The homologies between our samples (metacercariae and adults) and A. spinulosum from USA (KM880017), our samples and A. spinulosum from Ukraine (KT956939), and our samples and Acanthoparyphium sp. from Queensland (MH257769; cercaria) were 96.1%, 97.9%, and 98.1%, not high enough for them to be identical. The sequences of these nuclear genes seem to be not so highly variable within the same species of the Echinostomatidae, for example, 97.8% between Echinostoma mekongi (MT409017 in 5.8S rRNA) [37] and Echinostoma paraensei (AF336233 in 5.8S rRNA), 2 different species of Echinostoma. It is also referable that, using a molecular study, Tkach et al. [19] obtained 2 Acanthoparyphium spp., including A. spinulosum from Ukraine (KT956939) and Acanthoparyphium n. sp. from USA (KT956940); their genetic identity based on 28S rRNA was 98.0%, but the 2 isolates were treated as different species.
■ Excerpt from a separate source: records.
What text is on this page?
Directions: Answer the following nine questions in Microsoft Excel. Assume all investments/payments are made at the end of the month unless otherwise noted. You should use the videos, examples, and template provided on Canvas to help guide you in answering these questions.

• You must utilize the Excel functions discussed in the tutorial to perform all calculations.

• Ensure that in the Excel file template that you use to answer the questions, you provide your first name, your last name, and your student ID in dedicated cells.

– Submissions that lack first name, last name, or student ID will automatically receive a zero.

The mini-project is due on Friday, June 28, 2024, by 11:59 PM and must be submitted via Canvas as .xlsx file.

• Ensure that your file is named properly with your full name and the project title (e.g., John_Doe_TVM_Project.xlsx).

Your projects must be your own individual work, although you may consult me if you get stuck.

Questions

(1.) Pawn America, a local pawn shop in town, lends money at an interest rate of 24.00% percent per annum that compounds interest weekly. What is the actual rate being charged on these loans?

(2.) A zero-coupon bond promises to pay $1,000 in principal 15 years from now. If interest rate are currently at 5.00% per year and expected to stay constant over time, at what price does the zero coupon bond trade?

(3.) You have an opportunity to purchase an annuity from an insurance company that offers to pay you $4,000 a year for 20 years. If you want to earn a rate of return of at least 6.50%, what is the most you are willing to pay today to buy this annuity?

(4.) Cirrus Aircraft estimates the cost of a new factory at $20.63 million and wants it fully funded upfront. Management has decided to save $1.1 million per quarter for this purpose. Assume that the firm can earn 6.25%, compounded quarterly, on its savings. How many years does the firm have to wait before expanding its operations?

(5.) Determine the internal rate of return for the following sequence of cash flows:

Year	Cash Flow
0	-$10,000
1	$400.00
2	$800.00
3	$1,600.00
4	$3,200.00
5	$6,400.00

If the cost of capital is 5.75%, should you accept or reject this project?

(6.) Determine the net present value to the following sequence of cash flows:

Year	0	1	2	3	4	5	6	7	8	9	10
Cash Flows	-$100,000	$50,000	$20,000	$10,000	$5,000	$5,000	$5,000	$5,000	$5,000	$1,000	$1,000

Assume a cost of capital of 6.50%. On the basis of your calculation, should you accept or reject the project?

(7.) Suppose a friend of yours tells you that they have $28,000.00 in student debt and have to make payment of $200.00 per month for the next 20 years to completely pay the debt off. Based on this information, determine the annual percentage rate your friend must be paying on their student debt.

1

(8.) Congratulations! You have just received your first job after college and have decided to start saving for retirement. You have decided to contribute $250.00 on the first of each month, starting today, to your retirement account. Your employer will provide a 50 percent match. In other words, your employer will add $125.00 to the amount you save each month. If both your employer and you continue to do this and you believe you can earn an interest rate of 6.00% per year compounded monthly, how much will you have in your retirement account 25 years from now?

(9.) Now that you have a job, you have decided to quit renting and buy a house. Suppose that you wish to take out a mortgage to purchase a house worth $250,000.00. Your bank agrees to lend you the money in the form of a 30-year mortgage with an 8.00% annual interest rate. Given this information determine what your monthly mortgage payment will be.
In cox1 gene, there is no nucleotide deposition of A. spinulosum in GenBank. Thus, we could not compare our samples directly with A. spinulosum. Instead, we could compare the sequences of our samples with those reported under the name Acanthoparyphium sp. Within the genus Acanthoparyphium, cox1 sequences of 6 isolates or types, i.e., 1 isolate from Kuwait (MG792058; unpublished) and 5 types from New Zealand [38], including Acanthoparyphium sp. A (KJ956255), B (KJ 956279), C (FJ765464), D (KJ956288), and E (KJ956289), are available. Our samples revealed low homologies with these isolates or types, 83.5–86.9%, and it seems that the new species is considered not homologous with these 2 groups. However, it was surprising to see that cox1 sequences between different types (A–E) of Acanthoparyphium sp. from New Zealand also showed marked variation from 84.0% to 86.9%. The 5 types (A–E) reported from New Zealand may constitute 2 or more species. In our samples, the cox1 sequences between metacercariae and adults were only 94.7%, considerably lower than expected. Further study is needed to confirm whether this low homology in cox1 sequences was due to an intraspecific variation or reflects distinct genetic lineages.
ACKNOWLEDGMENTS
We appreciate the staff of Institute of Parasitic Diseases, Korea Association of Health Promotion, Seoul, Korea who helped surveys on parasites in marine clams on Aphae-do Island, Shinan-gun, Jeollanam-do, Republic of Korea during 2018–2020.
Notes
We declare that there is no conflict of interest related to this study.